In every endeavour, Ramaphosa continues to move at a glacial pace. It has taken him seven months to replace a minister in the Presidency who died and almost as long to induce the resignation of a Health minister immersed in a corruption scandal.
This week’s cabinet reshuffle brings the country’s spies directly under Ramaphosa’s control — a favourite tactic of beleaguered African presidents, although never a reassuring move in a young democracy — but leaves a slew of inept and dangerous ministers untouched, including Bheki Cele, Nkosazana Dlamini-Zuma, Gwede Mantashe, Ebrahim Patel, Angie Motshekga and Fikile Mbalula. This is no dream team.
The president has placed in the key Finance portfolio a man with welcomely moderate economic views but trailing a financial scandal dating back to 2012 and involving R100m in missing trade union pension funds. Ramaphosa’s challenge, of course, is that there are very few ANC ministerial candidates who are not tainted by allegations of corruption. A cabinet meeting of the unsullied could be convened around a card table with seats to spare.

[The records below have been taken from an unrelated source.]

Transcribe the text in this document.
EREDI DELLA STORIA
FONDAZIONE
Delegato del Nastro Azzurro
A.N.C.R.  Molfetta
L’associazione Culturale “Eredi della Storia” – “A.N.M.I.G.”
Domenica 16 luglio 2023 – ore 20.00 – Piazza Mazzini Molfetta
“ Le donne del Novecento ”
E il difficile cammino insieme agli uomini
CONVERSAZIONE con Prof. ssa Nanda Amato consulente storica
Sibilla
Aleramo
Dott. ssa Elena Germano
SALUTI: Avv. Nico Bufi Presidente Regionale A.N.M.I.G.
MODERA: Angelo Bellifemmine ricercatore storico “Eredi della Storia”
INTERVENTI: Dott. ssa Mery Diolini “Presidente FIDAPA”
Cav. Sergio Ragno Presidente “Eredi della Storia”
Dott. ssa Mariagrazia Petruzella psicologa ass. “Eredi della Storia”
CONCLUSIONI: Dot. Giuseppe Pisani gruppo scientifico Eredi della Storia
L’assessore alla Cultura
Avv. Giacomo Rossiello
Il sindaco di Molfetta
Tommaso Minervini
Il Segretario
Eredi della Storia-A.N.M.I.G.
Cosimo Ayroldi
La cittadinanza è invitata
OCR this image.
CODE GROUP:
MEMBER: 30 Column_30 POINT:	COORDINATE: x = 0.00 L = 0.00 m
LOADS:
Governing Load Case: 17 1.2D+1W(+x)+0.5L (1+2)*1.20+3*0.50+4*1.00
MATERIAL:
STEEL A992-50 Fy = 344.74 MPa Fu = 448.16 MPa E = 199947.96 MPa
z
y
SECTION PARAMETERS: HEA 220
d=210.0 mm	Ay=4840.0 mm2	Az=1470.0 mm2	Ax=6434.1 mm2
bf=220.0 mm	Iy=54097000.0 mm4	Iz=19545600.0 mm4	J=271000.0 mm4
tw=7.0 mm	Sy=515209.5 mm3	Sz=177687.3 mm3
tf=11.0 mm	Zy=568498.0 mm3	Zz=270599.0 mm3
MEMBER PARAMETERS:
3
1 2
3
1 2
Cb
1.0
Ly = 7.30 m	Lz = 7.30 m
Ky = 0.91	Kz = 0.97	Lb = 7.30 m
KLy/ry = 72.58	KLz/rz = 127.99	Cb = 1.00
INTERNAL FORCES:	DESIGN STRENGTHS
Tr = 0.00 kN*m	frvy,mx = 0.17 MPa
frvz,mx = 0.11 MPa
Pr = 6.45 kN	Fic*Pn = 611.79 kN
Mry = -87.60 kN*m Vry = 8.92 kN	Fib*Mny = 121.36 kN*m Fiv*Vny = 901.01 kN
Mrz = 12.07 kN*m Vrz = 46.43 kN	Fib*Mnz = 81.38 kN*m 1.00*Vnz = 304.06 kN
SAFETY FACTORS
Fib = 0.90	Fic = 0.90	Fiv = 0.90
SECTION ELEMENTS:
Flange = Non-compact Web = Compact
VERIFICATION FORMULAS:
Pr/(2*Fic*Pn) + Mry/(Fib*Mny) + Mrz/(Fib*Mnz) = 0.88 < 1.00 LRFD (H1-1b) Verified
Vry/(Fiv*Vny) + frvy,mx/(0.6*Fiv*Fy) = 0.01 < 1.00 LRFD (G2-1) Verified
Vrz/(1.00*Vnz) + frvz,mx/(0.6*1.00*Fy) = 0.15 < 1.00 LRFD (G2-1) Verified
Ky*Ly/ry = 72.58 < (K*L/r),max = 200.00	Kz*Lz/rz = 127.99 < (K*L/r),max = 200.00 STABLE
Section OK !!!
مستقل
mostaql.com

Ramaphosa is vastly different in character and personality from Zuma. The president is clever, modest, engaging and, on the face of it, a thoroughly decent person. Zuma isn’t.
But the difference between the outcome of their presidencies threatens to be negligible. Zuma brought South Africa to its knees. Ramaphosa, as it is playing out at the moment, will at best keep us from collapsing face down into the dirt.